Some of the issues for me were: -- The title doesn't quite match the contents. The book is less focused than the title suggests. -- I think more time should have been spent on deciding what to keep and what to cut. There is a lot of unnecessary detail and I wonder if the author forgot about the audience he had in mind as well as the main subject. -- Sometimes the book is too rambling and the digressions are not interesting to many audiences, although extremely interesting to some. Should there have really been two even better books created from this material?
I'm not saying this book isn't worth reading. However, it's important to know what you are getting. If you want a concise and specific book on the SF earthquake alone, this is NOT it! If you want to know more about earthquakes in general and also understand more about the SF earthquake of 1906 then this might be great for you. In short, it is a more technical treatment than the title suggests and although it has a lot of good stories, they are not gathered into a cohesive well-organized whole.

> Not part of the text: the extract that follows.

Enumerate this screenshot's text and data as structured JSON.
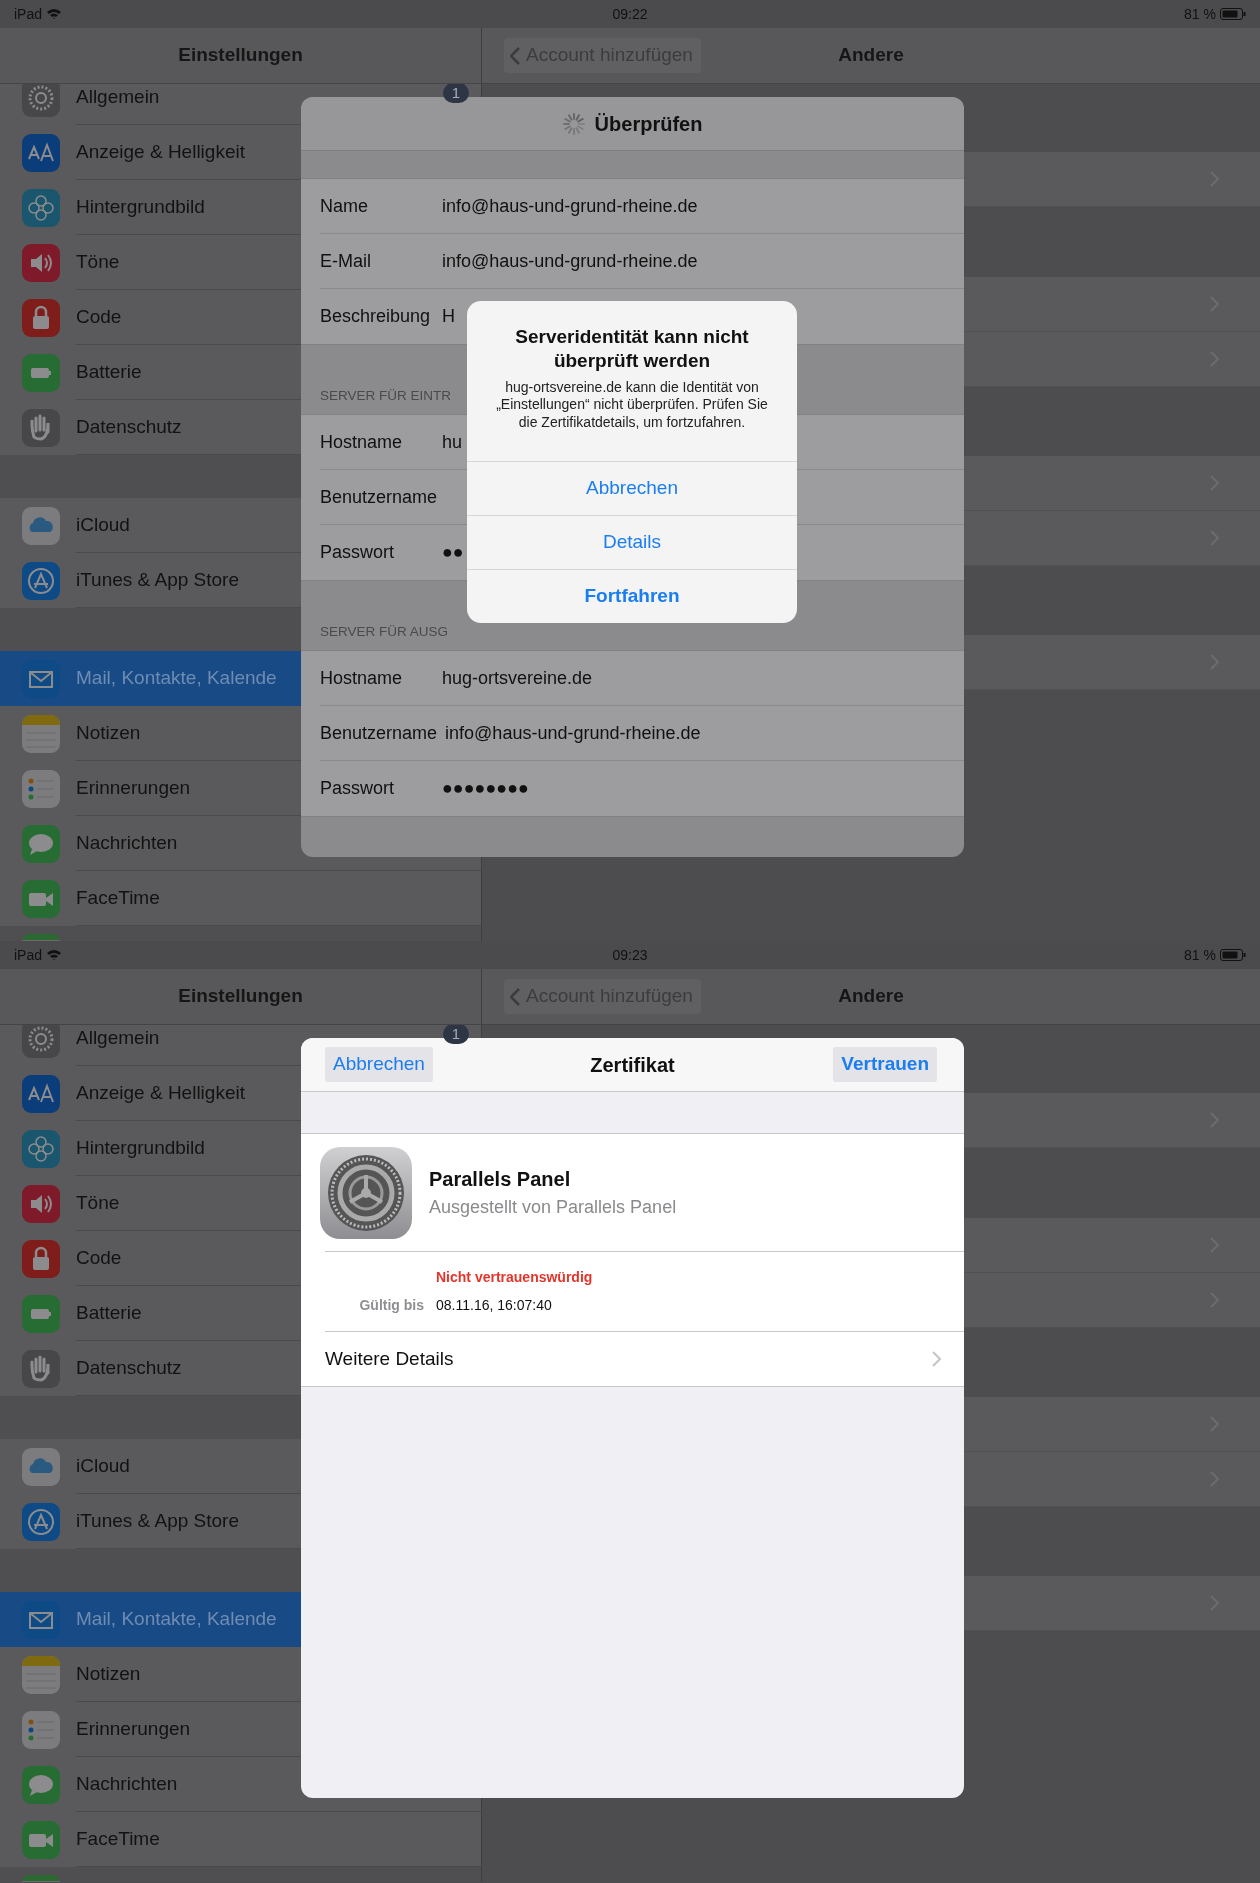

Every Once in a While the Dust Jacket Gets It's Own Review October 4, 2005 10 out of 23 found this review helpful
There's a very edgy feel to this book jacket, it actually feels cracked, sliced through, three times around the whole circumfrence of the jacket. Hats off to Roberto de Vicq de Cumptich, the designer of this jacket which puts the reader immediately in the mood of turn of the century banner headlines. Nice touch also, with the Harper Collins colophon being doubled on the spine, suggestive of The Great Fire of 1906. Now, if you don't mind, I've got a book to read.